—Vous n’avez pas de passeports?

—Ma foi non. Voici nos billets. Nous avons pris le train à Troyes à minuit, appelés à Dôle par un deuil de famille. Nous n’avons pas eu le temps d’aller à la préfecture. Il nous faut absolument être à Dôle ce soir. Nous n’avons même pas dîné.

Et je montre du regard le pâté.

Mais rien de cela ne satisfait le gendarme qui, se dirigeant vers la porte, nous dit:

—Descendez, messieurs, vous vous expliquerez avec M. le commissaire... Vous pourrez peut-être reprendre ce train, ou, tout au moins, le suivant... Le commissaire comprendra très bien... Moi, je ne peux pas.

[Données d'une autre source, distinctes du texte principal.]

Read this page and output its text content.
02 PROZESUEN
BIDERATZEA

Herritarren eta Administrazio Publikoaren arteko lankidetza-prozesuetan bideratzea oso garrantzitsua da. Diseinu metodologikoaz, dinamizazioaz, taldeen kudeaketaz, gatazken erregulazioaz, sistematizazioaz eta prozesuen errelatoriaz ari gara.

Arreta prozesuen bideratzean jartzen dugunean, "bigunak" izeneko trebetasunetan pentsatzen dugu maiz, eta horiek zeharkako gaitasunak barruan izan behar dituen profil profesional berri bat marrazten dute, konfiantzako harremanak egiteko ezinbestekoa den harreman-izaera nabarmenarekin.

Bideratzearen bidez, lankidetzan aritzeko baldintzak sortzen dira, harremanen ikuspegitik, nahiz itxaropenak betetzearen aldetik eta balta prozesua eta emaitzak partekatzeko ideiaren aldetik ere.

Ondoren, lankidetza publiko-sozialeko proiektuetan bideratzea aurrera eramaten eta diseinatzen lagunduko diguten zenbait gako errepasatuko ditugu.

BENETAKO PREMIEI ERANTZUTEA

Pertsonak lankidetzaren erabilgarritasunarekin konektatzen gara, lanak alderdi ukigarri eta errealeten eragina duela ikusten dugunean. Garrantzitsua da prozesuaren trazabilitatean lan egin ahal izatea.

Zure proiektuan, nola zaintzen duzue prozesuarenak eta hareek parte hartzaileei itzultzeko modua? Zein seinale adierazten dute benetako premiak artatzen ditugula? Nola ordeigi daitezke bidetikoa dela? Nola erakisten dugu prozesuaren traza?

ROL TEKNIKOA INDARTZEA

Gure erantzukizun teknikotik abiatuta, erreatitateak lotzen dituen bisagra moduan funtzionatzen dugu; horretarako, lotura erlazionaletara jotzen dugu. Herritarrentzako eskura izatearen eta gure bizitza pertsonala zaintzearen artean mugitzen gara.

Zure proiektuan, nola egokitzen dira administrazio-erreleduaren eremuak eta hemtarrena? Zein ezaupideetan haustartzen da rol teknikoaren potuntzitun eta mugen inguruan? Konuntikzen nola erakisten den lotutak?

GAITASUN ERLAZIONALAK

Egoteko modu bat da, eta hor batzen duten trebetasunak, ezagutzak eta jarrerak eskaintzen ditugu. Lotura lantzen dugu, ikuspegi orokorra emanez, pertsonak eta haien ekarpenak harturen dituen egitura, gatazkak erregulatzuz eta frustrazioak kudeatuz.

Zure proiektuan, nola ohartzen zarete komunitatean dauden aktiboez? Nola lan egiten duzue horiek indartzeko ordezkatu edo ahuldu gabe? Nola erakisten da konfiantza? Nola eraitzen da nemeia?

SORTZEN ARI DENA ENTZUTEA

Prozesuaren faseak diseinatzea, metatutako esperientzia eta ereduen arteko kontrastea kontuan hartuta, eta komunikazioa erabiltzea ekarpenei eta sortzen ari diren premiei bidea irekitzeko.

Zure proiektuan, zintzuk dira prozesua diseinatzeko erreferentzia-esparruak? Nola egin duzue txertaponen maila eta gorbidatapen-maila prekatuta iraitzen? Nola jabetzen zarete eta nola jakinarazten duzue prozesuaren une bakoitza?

Et je vois le large dos bleu du gendarme, qui d’abord bouche complètement la portière, s’abaisser vers la voie et disparaître, laissant libre la porte... Plus que ces deux marches à descendre... avant d’être prisonnier. Cette fois pour tout de bon.

Fichus passeports, va.

oublié!

Ici se place l’un des plus extraordinaires épisodes de cette fuite plus qu’étrange, où je rencontrai tous les dangers et où j’échappai à tous, par un inexplicable et persistant bonheur.

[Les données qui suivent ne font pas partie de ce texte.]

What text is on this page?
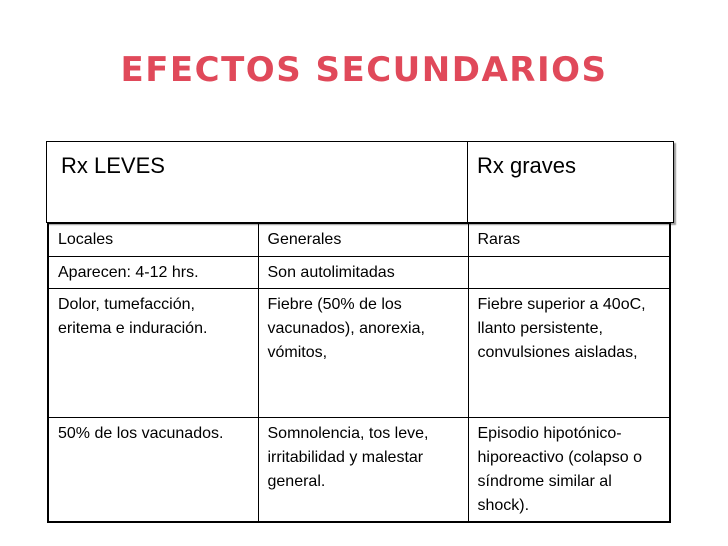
EFECTOS SECUNDARIOS
Rx LEVES	Rx graves
Locales	Generales	Raras
Aparecen: 4-12 hrs.	Son autolimitadas	
Dolor, tumefacción, eritema e induración.	Fiebre (50% de los vacunados), anorexia, vómitos,	Fiebre superior a 40oC, llanto persistente, convulsiones aisladas,
50% de los vacunados.	Somnolencia, tos leve, irritabilidad y malestar general.	Episodio hipotónico-hiporeactivo (colapso o síndrome similar al shock).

L’ami Bellenger, qui occupe le coin voisin de la porte ouverte, descend sur la voie. Je le vois qui met le pied sur le trottoir, tenant encore la poignée de la portière. Je le suis lentement, et je vais moi-même entrer dans ce vide au fond duquel, à un mètre au-dessous, c’est pour moi le conseil de guerre et le bagne,[251] lorsque, violemment, la porte du compartiment se referme.